David Blaauw

Professor
Electrical Engineering and Computer Science Department
University of Michigan, Ann Arbor, Michigan, USA

Scaling Trends of Energy Efficient, Low Voltage Operation

Energy efficiency increases dramatically with reduced supply voltage operation. However, at lower supply voltages both performance and robustness suffer, creating a delicate trade-off challenge. In this presentation we examine this trade-off in light of process scaling and determine the challenges that need to be address to allow energy efficient operation in advanced process nodes.
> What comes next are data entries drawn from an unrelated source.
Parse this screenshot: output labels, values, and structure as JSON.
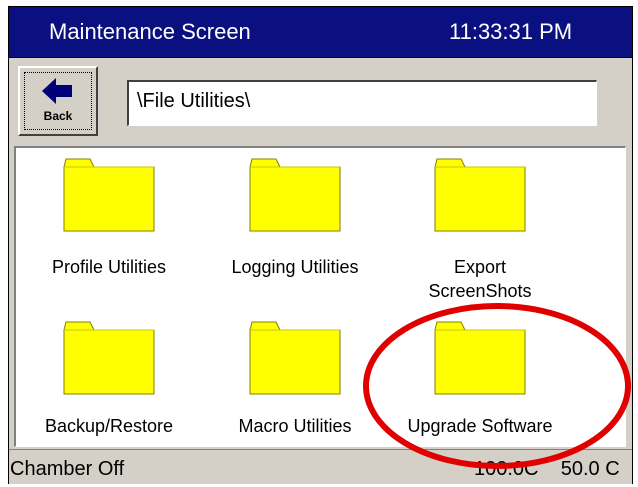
{
  "header": {
    "title": "Maintenance Screen",
    "time": "11:33:31 PM"
  },
  "toolbar": {
    "back_label": "Back",
    "path": "\\File Utilities\\"
  },
  "folders": [
    {
      "label": "Profile Utilities"
    },
    {
      "label": "Logging Utilities"
    },
    {
      "label": "Export\nScreenShots"
    },
    {
      "label": "Backup/Restore"
    },
    {
      "label": "Macro Utilities"
    },
    {
      "label": "Upgrade Software"
    }
  ],
  "status": {
    "state": "Chamber Off",
    "readings": "100.0C    50.0 C"
  },
  "colors": {
    "title_bar": "#0a1080",
    "folder": "#ffff00",
    "highlight_ring": "#e00000",
    "panel_bg": "#d4d0c8"
  }
}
Performance loss with voltage scaling can be addressed through increased parallelism for throughput oriented computing combined with occasional voltage boosting for single thread performance. However, further challenges arise from robust operation, increased sensitivity to process variation and intermittent faults, all of which worsen with process scaling. We examine these trade-offs and discuss different SRAM design choices (such as 6T /8T bit cells and assist techniques) and their impact on the optimal operating voltage point and compare this with the trade-offs seen for other system components, such as the pipeline and interconnect structures of a processor. We examine how these trade-offs with process scaling and with processor architecture complexity.  Finally, we present how adaptivity, which is becoming a preferred method for addressing process and environmental variations, will both help address these trade-off challenges as well as introduce new challenges at low voltage operation. We conclude by presenting a prototype architecture that incorporates the discussed trade-offs optimizations and operates with high energy efficiency at near-threshold voltage operating conditions.

 

About the Speaker:  

David Blaauw received his B.S. in Physics and Computer Science from Duke University and his Ph.D. in Computer Science from the University of Illinois, Urbana, in 1991. Until August 2001, he worked for Motorola, Inc. in Austin, TX, where he was the manager of the High Performance Design Technology group and won the Motorola Innovation award. Since August 2001, he has been on the faculty at the University of Michigan where he is a Professor.  He has published over 350 papers, received an extensive number of best paper awards and nominations, and holds 35 patents.  His research is has a three fold focus:  He has investigate adaptive computing to reduce margins and improve energy efficiency using a new approach he pioneered called Razor for which he received the Richard Newton GSRC Industrial Impact Award.  He has active research in resilient circuit design for wear out and error prone silicon. His latest work is focused on ultra-low power computing using near-threshold and subthreshold computing for millimeter sensor systems and high performance serve farms. This work recently lead to a processor design with record low power consumption which was selected as one of the years most significant innovations in the MIT Technology Review.  He was general chair of the IEEE International Symposium on Low Power, technical program chair for the ACM/IEEE Design Automation Conference and a member of the IEEE International Solid-State Circuits Conference.